Comcast Business has set an aggressive path to expand its DOCSIS 3.1-based internet service across its northeastern footprint, but the cable MSO says it has an opportunity to use that technology and existing fiber to bolster its pending SD-WAN plans.
Earlier this year, Comcast Business began an SD-WAN beta trial, an effort that will combine its broadband and Ethernet network services and create an offering for midmarket and large enterprises investing in hybrid WAN solutions.
Jeff Lewis, vice president for data product management at Comcast Business, told FierceTelecom that using DOCSIS 3.1 and fiber could be anchors to attract medium and large enterprise customers to SD-WAN that currently use MPLS networks.
“If you couple an over the top SD-WAN service over a gigabit-powered broadband network, nobody could come close to what that means,” Lewis said. “What we have the ability to do is compare customers that have 3 Mbps and offer them upwards of a gig or 100 Mbps.”
Lewis took a bold step to add that Comcast’s Business’s entry into the SD-WAN market will shake up the wide area networking services market.
“We believe that we may be looking at an industry generational moment where you combine those two technologies and bring that to the market,” Lewis said. “It might be something we look back on three years from now and say, 'wow, look at what we just did.'”
DOCSIS 3.1, fiber combinations
By rolling out DOCSIS 3.1-based 1 Gbps services across its northeastern and mid-Atlantic service footprints, Comcast sees an opportunity to more effectively compete against Verizon and other telcos for businesses that desire higher speeds but don't need a fiber connection. The cable MSO plans to roll out the DOCSIS 3.1-based service throughout its national network footprint, and will deploy on a rolling basis through the fall.
As it rolls out DOCSIS 3.1, the cable MSO is aware that it does not want to cannibalize its fiber-based private line and Ethernet products.
However, Lewis said that its DOCSIS 3.1-based business expansion won’t happen, particularly with larger customers that require the associated symmetrical bandwidth and SLAs that come with its current fiber-based Ethernet dedicated internet (EDI) service.
Comcast has continued to make progress in establishing a foothold in the Ethernet market.
According to Vertical Systems Group’s latest Ethernet Leaderboard, Comcast Business was ranked as the sixth largest U.S.-based Ethernet provider. While cable operators are mainly relegated to their own territories, VSG noted that the cable industry is one of the fastest growing segments in the Ethernet market.

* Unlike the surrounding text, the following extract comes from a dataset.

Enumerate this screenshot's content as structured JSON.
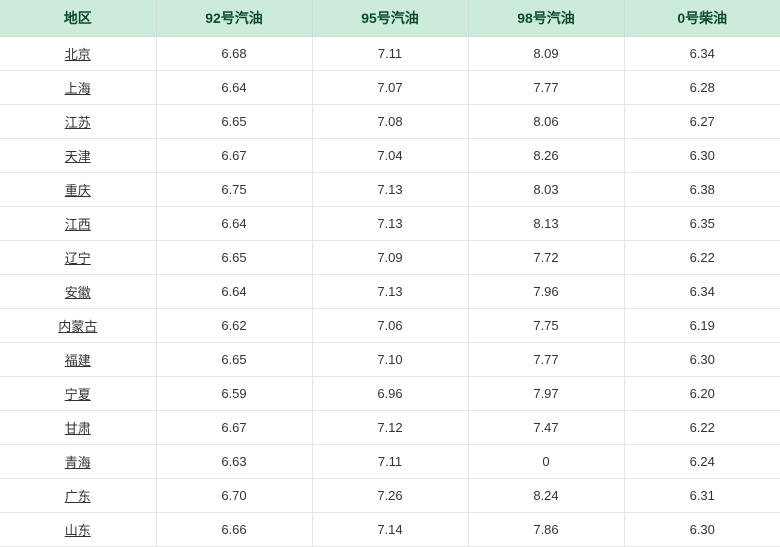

“We’re naturally concerned that companies that may have availed themselves of EDI may go I want that broadband service instead and there are economics between the two,” Lewis said. “We think the likelihood of that is very small because those companies that avail themselves of fiber product want the symmetrical feel and there are some strong lines that suggest those customers would want to stay over there.”
What’s interesting about Comcast’s pending SD-WAN play is that it’s not tied directly to either fiber or the DOCSIS 3.1 services it offers.
Instead, Comcast Business sees an opportunity to potentially give business customers the opportunity to use both DOCSIS 3.1 and fiber to target specific locations for SD-WAN.
“As we talk SD-WAN, it is not exclusively aligned to DOCSIS broadband,” Lewis said. “We have tremendous opportunities with the companies we’re talking to who want to blend DOCSIS and fiber.”
Lewis added that “customers get to choose, and we do think that this higher speed is going to fit well in the market.”
Hybrid networks focus
The cable MSO, which has been enhancing its presence in medium and large businesses, clearly wants to take more market share away from incumbent telcos and other competitors that have an established MPLS service base.
While Comcast Business is bullish on the SD-WAN opportunity, the service provider realizes that most of its customers aren’t going to just pull out their existing MPLS connection.
“We’re extremely bullish on the idea of a hybrid network or a hybrid WAN,” Lewis said. “This is the concept of we’ll help you make your broadband smart with unbridled speed and you get to choose what you leave on your MPLS network.”
What this suggests is that Comcast Business is following the so-called hybrid networking trend, where businesses will equip satellite offices with SD-WAN while maintaining MPLS circuits at larger sites or those that house sensitive data.
Customers that are participating in Comcast Business’s SD-WAN beta trial can test different SD-WAN configurations: implementing MPLS and SD-WAN connections side by side and putting MPLS on one side and letting the SD-WAN controller manage the traffic on the broadband or MPLS connection.